Ancora proteste da parte dei lavoratori precoci rimasti penalizzati dalla precedente riforma pensionistica. Nonostante abbiano una lunga carriera contributiva alle spalle, infatti, non hanno ancora avuto la possibilità di lasciare l'attività lavorativa ed accaparrarsi l'agognato assegno previdenziale.
Anche il meccanismo di Quota 41 introdotto nella Legge di Bilancio 2017 ha suscitato non poche polemiche per via della sua parzialità.

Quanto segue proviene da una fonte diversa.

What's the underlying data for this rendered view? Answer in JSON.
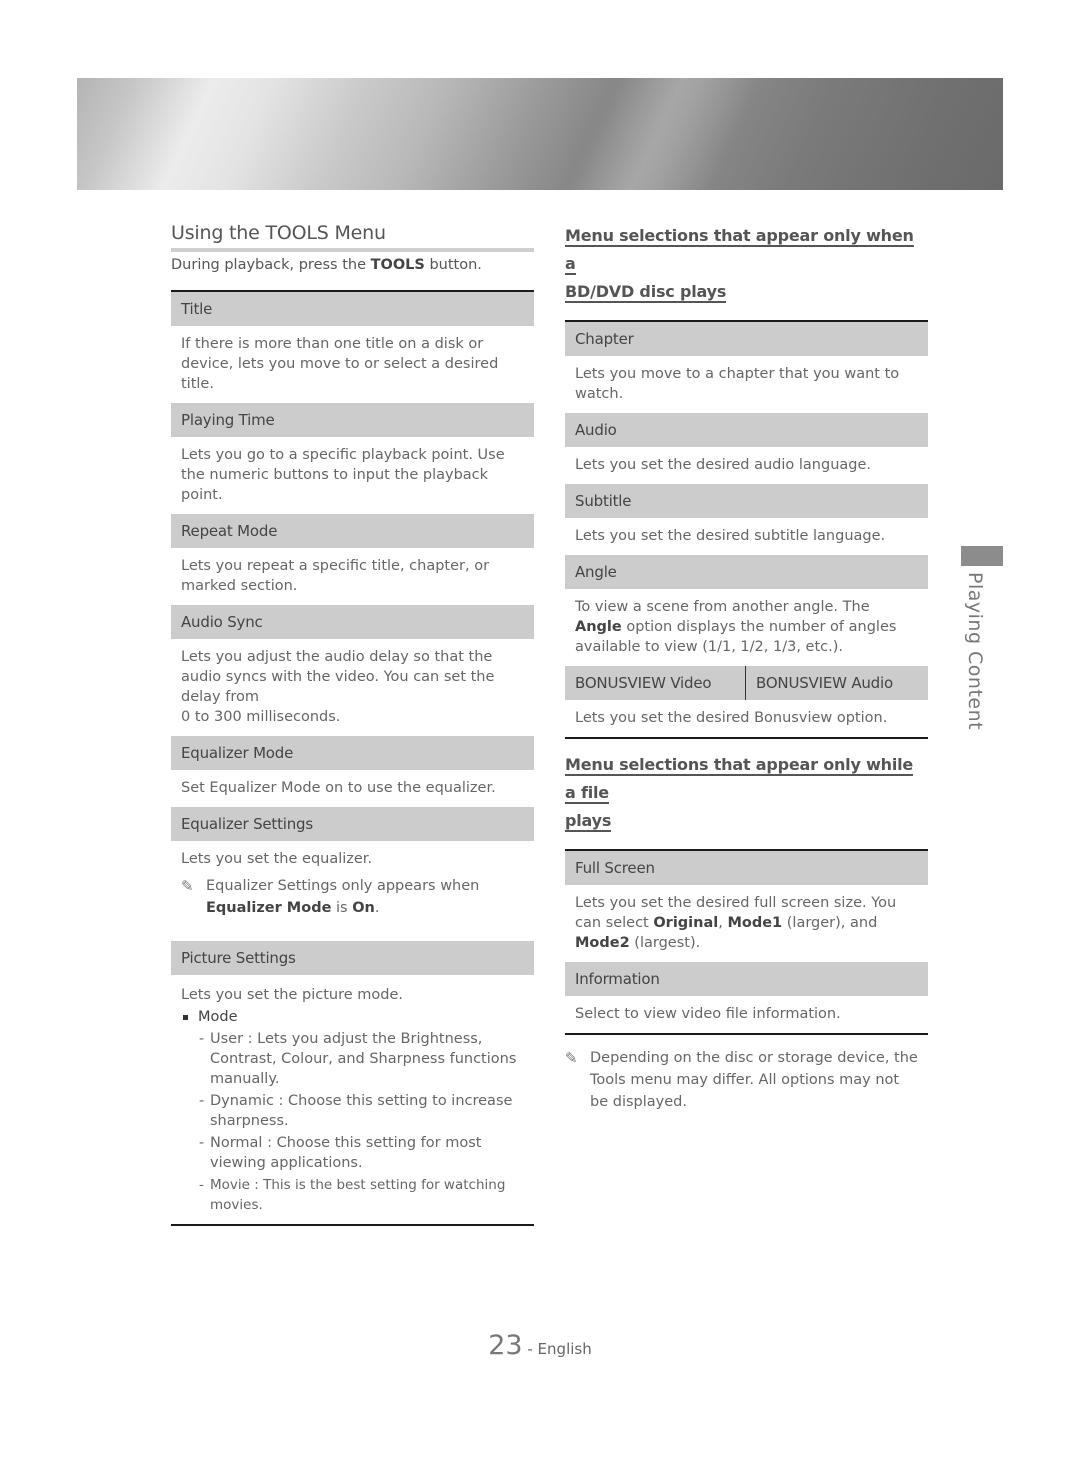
{
  "banner": {
    "icon": "decorative-banner"
  },
  "left": {
    "title": "Using the TOOLS Menu",
    "intro_pre": "During playback, press the ",
    "intro_bold": "TOOLS",
    "intro_post": " button.",
    "rows": [
      {
        "head": "Title",
        "body": "If there is more than one title on a disk or device, lets you move to or select a desired title."
      },
      {
        "head": "Playing Time",
        "body": "Lets you go to a specific playback point. Use the numeric buttons to input the playback point."
      },
      {
        "head": "Repeat Mode",
        "body": "Lets you repeat a specific title, chapter, or marked section."
      },
      {
        "head": "Audio Sync",
        "body": "Lets you adjust the audio delay so that the audio syncs with the video. You can set the delay from",
        "body2": "0 to 300 milliseconds."
      },
      {
        "head": "Equalizer Mode",
        "body": "Set Equalizer Mode on to use the equalizer."
      },
      {
        "head": "Equalizer Settings",
        "body": "Lets you set the equalizer.",
        "note_pre": "Equalizer Settings only appears when ",
        "note_b1": "Equalizer Mode",
        "note_mid": " is ",
        "note_b2": "On",
        "note_post": "."
      },
      {
        "head": "Picture Settings",
        "body": "Lets you set the picture mode.",
        "bullet": "Mode",
        "items": [
          "User : Lets you adjust the Brightness, Contrast, Colour, and Sharpness functions manually.",
          "Dynamic : Choose this setting to increase sharpness.",
          "Normal : Choose this setting for most viewing applications.",
          "Movie : This is the best setting for watching movies."
        ]
      }
    ]
  },
  "right": {
    "disc_heading_1": "Menu selections that appear only when a",
    "disc_heading_2": "BD/DVD disc plays",
    "disc_rows": [
      {
        "head": "Chapter",
        "body": "Lets you move to a chapter that you want to watch."
      },
      {
        "head": "Audio",
        "body": "Lets you set the desired audio language."
      },
      {
        "head": "Subtitle",
        "body": "Lets you set the desired subtitle language."
      },
      {
        "head": "Angle",
        "body_pre": "To view a scene from another angle. The ",
        "body_bold": "Angle",
        "body_post": " option displays the number of angles available to view (1/1, 1/2, 1/3, etc.)."
      },
      {
        "head_a": "BONUSVIEW Video",
        "head_b": "BONUSVIEW Audio",
        "body": "Lets you set the desired Bonusview option."
      }
    ],
    "file_heading_1": "Menu selections that appear only while a file",
    "file_heading_2": "plays",
    "file_rows": [
      {
        "head": "Full Screen",
        "body_pre": "Lets you set the desired full screen size. You can select ",
        "b1": "Original",
        "sep1": ", ",
        "b2": "Mode1",
        "mid": " (larger), and ",
        "b3": "Mode2",
        "post": " (largest)."
      },
      {
        "head": "Information",
        "body": "Select to view video file information."
      }
    ],
    "note": "Depending on the disc or storage device, the Tools menu may differ. All options may not be displayed."
  },
  "side": {
    "label": "Playing Content"
  },
  "footer": {
    "page_number": "23",
    "language": " - English"
  },
  "icons": {
    "note": "✎"
  }
}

Infatti, la misura è stata riservata solo alle categorie più economicamente svantaggiate: disoccupati privi di ammortizzatori sociali, caregivers, invalidi al 74 % e addetti alle mansioni usuranti.
Per questo motivo, la delegazione dei lavoratori precoci si è detta pronta a continuare la sua battaglia al fine di ricavare risposte esaustive dal Governo che, al momento, sembrerebbe concentrato su altri temi.
Precoci contro l'aumento dell'età pensionabile
Ad intervenire è uno dei rappresentati dei lavoratori precoci Moreno Barbuti, il quale avrebbe evidenziato la necessità di riformare il precedente sistema pensionistico soprattutto per dare la possibilità anche agli insegnanti di richiedere il pensionamento dopo oltre 40 anni di servizio. Come riporta il Sussidiario, infatti, Barbuti avrebbe affermato: "non solo gli insegnanti stanno invecchiando sul lavoro, purtroppo si sta verificando che nelle varie attività troviamo persone sempre più stanche e demotivate dopo avere lavorato qualcosa dopo 40 anni".
Per questo motivo la battaglia dei lavoratori precoci viene ritenuta fondamentale anche per richiedere il blocco dell'adeguamento dei requisiti alla speranza di vita che, a partire dal 2019, comporterebbe un ulteriore aumento di cinque mesi dell'età pensionabile: dai 66 anni e 7 mesi attualmente vigenti si passerà ai 67 anni per la pensione di vecchiaia.
Damiano chiede il rinvio a giugno
Una battaglia già iniziata dalle varie forze politiche e dalle organizzazioni sindacali. Anche il Presidente della Commissione Lavoro alla Camera Cesare Damiano, infatti, avrebbe ribadito la necessità di rinviare l'emanazione del decreto al prossimo giugno 2018; la richiesta dell'ex ministro del Lavoro, tuttavia, potrebbe realizzarsi visto che non comporterebbe nessun aggravio sui conti statali anche se il Governo Gentiloni sembrerebbe concentrato sugli altri temi previdenziali considerati una massima priorità quali, la pensione di garanzia, il riconoscimento dei lavori di cura e la proroga dell'Opzione Donna.